Matilda Rabinowitz, paid I.W.W. organizer sent to Detroit to bring the One Big Union into the auto factories, reports on conditions in the neighborhoods and plants of ‘Motor City.’ The week following this article, on June 17, 1913, thousands of workers walked out of the Studebaker plant, joined by the Timken Axle plant workers led by Rabinowitz. The first auto strike in history had begun.
‘The Automobile Industry and the I.W.W. in Detroit’ by Matilda Rabinowitz from Solidarity. Vol. 4 No. 23. June 14, 1913.
Detroit, which has come into prominence as the largest center in manufacturing automobiles within the past ten years, has at the same time been productive of industrial and social conditions for the working class, of which many cities with longer manufacturing pedigrees would be ashamed of.
A few years ago when automobile factories sprung up in Detroit very suddenly labor became scarce. The capitalists in control of the then embryonic industry began to look for slaves to produce automobiles.
All through the East advertisements were scattered, and thousands of workers were daily reading of the wonderful opportunities awaiting them in Detroit. Every worker had a chance to hold the best job forever; to own his home; to ride in his automobile; to even become a stockholder in the factory!
The industry was new, the wages e big, conditions were brilliant. e workers took the bait and came. Thousands began to pour into Detroit every year. There was a steady flow from the industrial towns of the East and the farm districts of the Middle West. The capitalists never stopped representing Detroit as a veritable Mecca, and the automobile industry as a gold mine, until they filled their factories with slaves to overflowing, and from a small city it grew to a population of 250,000.
Having grown so rapidly, as rapidly as the industry and the millionaires it made, Detroit presents today not as the capitalists would have it known throughout the country-“A city of opportunities” -but a city of rooming houses, cheap lunch rooms, and still cheaper amusement places. It has a large floating population of men between the ages of 18 and 35, people who cannot afford decent living conditions, and exist in overcrowded tenements, with nickel shows, saloons, and brothels adjacent. The enormous rents exacted by the landlord sharks make it impossible for the man with a family to find a dwelling place to correspond with his wages, and the average wage, as figured by the State Labor Bureau of Michigan, is about $2 a day in Detroit.

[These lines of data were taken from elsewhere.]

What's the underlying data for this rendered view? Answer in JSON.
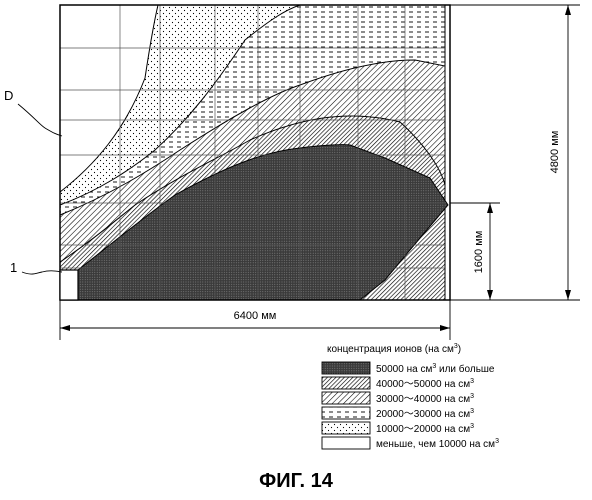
{
  "figure_caption": "ФИГ. 14",
  "labels": {
    "curve_D": "D",
    "marker_1": "1",
    "width_dimension": "6400 мм",
    "height_dimension": "4800 мм",
    "sub_height_dimension": "1600 мм"
  },
  "legend": {
    "title_main": "концентрация ионов (на см",
    "title_sup": "3",
    "title_close": ")",
    "items": [
      {
        "main": "50000  на см",
        "sup": "3",
        "after": "  или больше",
        "pattern": "dense-dots"
      },
      {
        "main": "40000～50000  на см",
        "sup": "3",
        "after": "",
        "pattern": "cross-hatch"
      },
      {
        "main": "30000～40000  на см",
        "sup": "3",
        "after": "",
        "pattern": "diagonal-hatch"
      },
      {
        "main": "20000～30000  на см",
        "sup": "3",
        "after": "",
        "pattern": "dashes"
      },
      {
        "main": "10000～20000  на см",
        "sup": "3",
        "after": "",
        "pattern": "sparse-dots"
      },
      {
        "main": "меньше, чем 10000  на см",
        "sup": "3",
        "after": "",
        "pattern": "blank"
      }
    ]
  }
}
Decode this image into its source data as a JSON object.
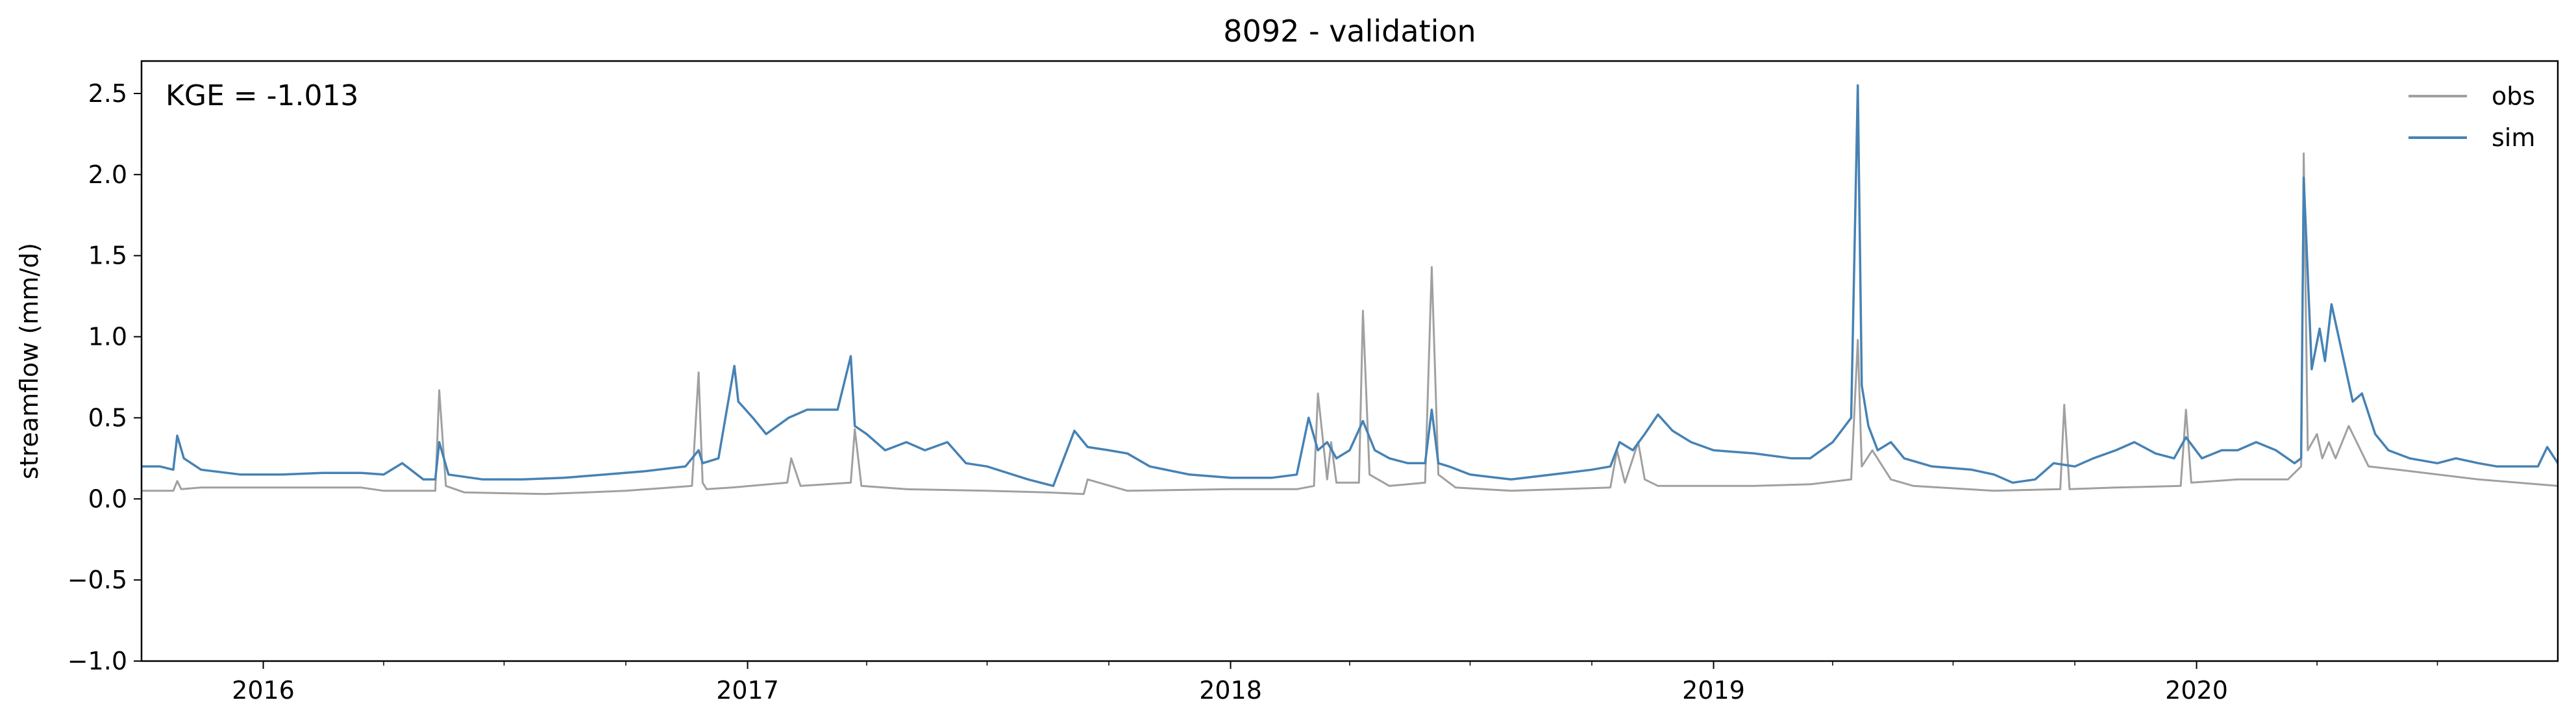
{
  "chart_data": {
    "type": "line",
    "title": "8092 - validation",
    "xlabel": "",
    "ylabel": "streamflow (mm/d)",
    "annotation": "KGE = -1.013",
    "ylim": [
      -1.0,
      2.7
    ],
    "xlim": [
      "2015-10-01",
      "2020-09-30"
    ],
    "yticks": [
      -1.0,
      -0.5,
      0.0,
      0.5,
      1.0,
      1.5,
      2.0,
      2.5
    ],
    "ytick_labels": [
      "−1.0",
      "−0.5",
      "0.0",
      "0.5",
      "1.0",
      "1.5",
      "2.0",
      "2.5"
    ],
    "xticks": [
      "2016-01-01",
      "2017-01-01",
      "2018-01-01",
      "2019-01-01",
      "2020-01-01"
    ],
    "xtick_labels": [
      "2016",
      "2017",
      "2018",
      "2019",
      "2020"
    ],
    "legend_position": "top-right",
    "grid": false,
    "series": [
      {
        "name": "obs",
        "color": "#a0a0a0",
        "x": [
          "2015-10-01",
          "2015-10-25",
          "2015-10-28",
          "2015-10-31",
          "2015-11-15",
          "2016-01-01",
          "2016-03-15",
          "2016-04-01",
          "2016-05-10",
          "2016-05-13",
          "2016-05-18",
          "2016-06-01",
          "2016-08-01",
          "2016-10-01",
          "2016-11-20",
          "2016-11-25",
          "2016-11-28",
          "2016-12-01",
          "2016-12-20",
          "2017-01-31",
          "2017-02-03",
          "2017-02-10",
          "2017-03-20",
          "2017-03-23",
          "2017-03-28",
          "2017-05-01",
          "2017-07-01",
          "2017-08-15",
          "2017-09-12",
          "2017-09-15",
          "2017-10-15",
          "2018-01-01",
          "2018-02-20",
          "2018-03-05",
          "2018-03-08",
          "2018-03-15",
          "2018-03-18",
          "2018-03-22",
          "2018-04-08",
          "2018-04-11",
          "2018-04-16",
          "2018-05-01",
          "2018-05-28",
          "2018-06-02",
          "2018-06-07",
          "2018-06-20",
          "2018-08-01",
          "2018-10-15",
          "2018-10-20",
          "2018-10-26",
          "2018-11-05",
          "2018-11-10",
          "2018-11-20",
          "2018-12-20",
          "2019-02-01",
          "2019-03-15",
          "2019-04-15",
          "2019-04-20",
          "2019-04-23",
          "2019-05-01",
          "2019-05-15",
          "2019-06-01",
          "2019-08-01",
          "2019-09-20",
          "2019-09-23",
          "2019-09-27",
          "2019-11-01",
          "2019-12-20",
          "2019-12-24",
          "2019-12-28",
          "2020-02-01",
          "2020-03-10",
          "2020-03-20",
          "2020-03-22",
          "2020-03-25",
          "2020-04-01",
          "2020-04-05",
          "2020-04-10",
          "2020-04-15",
          "2020-04-25",
          "2020-05-10",
          "2020-06-01",
          "2020-08-01",
          "2020-09-30"
        ],
        "y": [
          0.05,
          0.05,
          0.11,
          0.06,
          0.07,
          0.07,
          0.07,
          0.05,
          0.05,
          0.67,
          0.08,
          0.04,
          0.03,
          0.05,
          0.08,
          0.78,
          0.1,
          0.06,
          0.07,
          0.1,
          0.25,
          0.08,
          0.1,
          0.43,
          0.08,
          0.06,
          0.05,
          0.04,
          0.03,
          0.12,
          0.05,
          0.06,
          0.06,
          0.08,
          0.65,
          0.12,
          0.35,
          0.1,
          0.1,
          1.16,
          0.15,
          0.08,
          0.1,
          1.43,
          0.15,
          0.07,
          0.05,
          0.07,
          0.3,
          0.1,
          0.35,
          0.12,
          0.08,
          0.08,
          0.08,
          0.09,
          0.12,
          0.98,
          0.2,
          0.3,
          0.12,
          0.08,
          0.05,
          0.06,
          0.58,
          0.06,
          0.07,
          0.08,
          0.55,
          0.1,
          0.12,
          0.12,
          0.2,
          2.13,
          0.3,
          0.4,
          0.25,
          0.35,
          0.25,
          0.45,
          0.2,
          0.18,
          0.12,
          0.08
        ]
      },
      {
        "name": "sim",
        "color": "#4682b4",
        "x": [
          "2015-10-01",
          "2015-10-15",
          "2015-10-25",
          "2015-10-28",
          "2015-11-02",
          "2015-11-15",
          "2015-12-15",
          "2016-01-15",
          "2016-02-15",
          "2016-03-15",
          "2016-04-01",
          "2016-04-15",
          "2016-05-01",
          "2016-05-10",
          "2016-05-13",
          "2016-05-20",
          "2016-06-15",
          "2016-07-15",
          "2016-08-15",
          "2016-09-15",
          "2016-10-15",
          "2016-11-15",
          "2016-11-25",
          "2016-11-28",
          "2016-12-10",
          "2016-12-22",
          "2016-12-25",
          "2017-01-05",
          "2017-01-15",
          "2017-02-01",
          "2017-02-15",
          "2017-03-01",
          "2017-03-10",
          "2017-03-20",
          "2017-03-23",
          "2017-04-01",
          "2017-04-15",
          "2017-05-01",
          "2017-05-15",
          "2017-06-01",
          "2017-06-15",
          "2017-07-01",
          "2017-08-01",
          "2017-08-20",
          "2017-09-05",
          "2017-09-15",
          "2017-10-01",
          "2017-10-15",
          "2017-11-01",
          "2017-12-01",
          "2018-01-01",
          "2018-02-01",
          "2018-02-20",
          "2018-03-01",
          "2018-03-08",
          "2018-03-15",
          "2018-03-22",
          "2018-04-01",
          "2018-04-11",
          "2018-04-20",
          "2018-05-01",
          "2018-05-15",
          "2018-05-28",
          "2018-06-02",
          "2018-06-07",
          "2018-06-15",
          "2018-07-01",
          "2018-08-01",
          "2018-09-01",
          "2018-10-01",
          "2018-10-15",
          "2018-10-22",
          "2018-11-01",
          "2018-11-10",
          "2018-11-20",
          "2018-12-01",
          "2018-12-15",
          "2019-01-01",
          "2019-02-01",
          "2019-03-01",
          "2019-03-15",
          "2019-04-01",
          "2019-04-15",
          "2019-04-20",
          "2019-04-23",
          "2019-04-28",
          "2019-05-05",
          "2019-05-15",
          "2019-05-25",
          "2019-06-15",
          "2019-07-15",
          "2019-08-01",
          "2019-08-15",
          "2019-09-01",
          "2019-09-15",
          "2019-10-01",
          "2019-10-15",
          "2019-11-01",
          "2019-11-15",
          "2019-12-01",
          "2019-12-15",
          "2019-12-24",
          "2020-01-05",
          "2020-01-20",
          "2020-02-01",
          "2020-02-15",
          "2020-03-01",
          "2020-03-15",
          "2020-03-20",
          "2020-03-22",
          "2020-03-28",
          "2020-04-03",
          "2020-04-07",
          "2020-04-12",
          "2020-04-20",
          "2020-04-28",
          "2020-05-05",
          "2020-05-15",
          "2020-05-25",
          "2020-06-10",
          "2020-07-01",
          "2020-07-15",
          "2020-08-01",
          "2020-08-15",
          "2020-09-01",
          "2020-09-15",
          "2020-09-22",
          "2020-09-30"
        ],
        "y": [
          0.2,
          0.2,
          0.18,
          0.39,
          0.25,
          0.18,
          0.15,
          0.15,
          0.16,
          0.16,
          0.15,
          0.22,
          0.12,
          0.12,
          0.35,
          0.15,
          0.12,
          0.12,
          0.13,
          0.15,
          0.17,
          0.2,
          0.3,
          0.22,
          0.25,
          0.82,
          0.6,
          0.5,
          0.4,
          0.5,
          0.55,
          0.55,
          0.55,
          0.88,
          0.45,
          0.4,
          0.3,
          0.35,
          0.3,
          0.35,
          0.22,
          0.2,
          0.12,
          0.08,
          0.42,
          0.32,
          0.3,
          0.28,
          0.2,
          0.15,
          0.13,
          0.13,
          0.15,
          0.5,
          0.3,
          0.35,
          0.25,
          0.3,
          0.48,
          0.3,
          0.25,
          0.22,
          0.22,
          0.55,
          0.22,
          0.2,
          0.15,
          0.12,
          0.15,
          0.18,
          0.2,
          0.35,
          0.3,
          0.4,
          0.52,
          0.42,
          0.35,
          0.3,
          0.28,
          0.25,
          0.25,
          0.35,
          0.5,
          2.55,
          0.7,
          0.45,
          0.3,
          0.35,
          0.25,
          0.2,
          0.18,
          0.15,
          0.1,
          0.12,
          0.22,
          0.2,
          0.25,
          0.3,
          0.35,
          0.28,
          0.25,
          0.38,
          0.25,
          0.3,
          0.3,
          0.35,
          0.3,
          0.22,
          0.25,
          1.98,
          0.8,
          1.05,
          0.85,
          1.2,
          0.9,
          0.6,
          0.65,
          0.4,
          0.3,
          0.25,
          0.22,
          0.25,
          0.22,
          0.2,
          0.2,
          0.2,
          0.32,
          0.22
        ]
      }
    ]
  }
}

Wages are low, the cost of living high, general conditions are those of any other congested industrial city, if not worse, but still Detroit is held up as a model city throughout the country, and fresh labor power keeps pouring in, only to be ground down to the same level as those who came before.
When the I.W.W. made its advent into town the factory owners immediately began to see danger in it, and treated it accordingly. Speakers and organizers were arrested, the capitalist press howled, about the black deeds of it, and gave it editorial space; the police department was kept busy; generally there was one grand shakeup in the apparently placid “city of opportunity,” and the “good understanding between capital and labor” sham was brought to light.
The exploited, Taylor-systematized and efficiency-driven workers in the automobile industry began to wake up to the horrible iniquities of the wage system.
Noon-day agitation at the factories proved successful. In one of the largest factories the workers abandoned the daily handball playing within the factory and on the baseball field, and other innovations to keep the slaves contented, and came out every noon waiting for the speakers. In another the management threatened to cut down the nooning to thirty minutes, and in all of them workers are being fired for talking unionism at work, and even for talking to the speakers. The meeting hall of the I.W.W. is filled with spies for the companies, making it necessary to dispense with the reading of applicants names, and substituting numbers instead. Scores of workers are joining at every meeting, and new recruits soon become agitators within the factories. The manufacturers are frantic, and the kept press is writing, crying to the high heavens, warning the workers against the “I Won’t Work” movement. The Merchants and Manufacturers’ Association, in its annual meeting, held in Detroit in May, passed resolutions denouncing the I.W.W. as a menace to the existing system (how well they know) and ap- pealing to all “God loving,” “patriotic” citizens to rally against the “off-shoot of the anarchist-syndicalist movement of Europe.”
The I.W.W. has cheerfully accepted this recognition by the M. & M. and made fine capital out of it. The agitation at the factories is still going on, and it is hoped that before the summer is over the automobile workers of Detroit will have a big organization and the power to demand more wages, shorter hours, and with a higher standard of life and more time to think, prepare themselves for the final conflict which will end wage slavery.
The most widely read of I.W.W. newspapers, Solidarity was published by the Industrial Workers of the World from 1909 until 1917. First produced in New Castle, Pennsylvania, and born during the McKees Rocks strike, Solidarity later moved to Cleveland, Ohio until 1917 then spent its last months in Chicago. With a circulation of around 12,000 and a readership many times that, Solidarity was instrumental in defining the Wobbly world-view at the height of their influence in the working class. It was edited over its life by A.M. Stirton, H.A. Goff, Ben H. Williams, Ralph Chaplin who also provided much of the paper’s color, and others. Like nearly all the left press it fell victim to federal repression in 1917.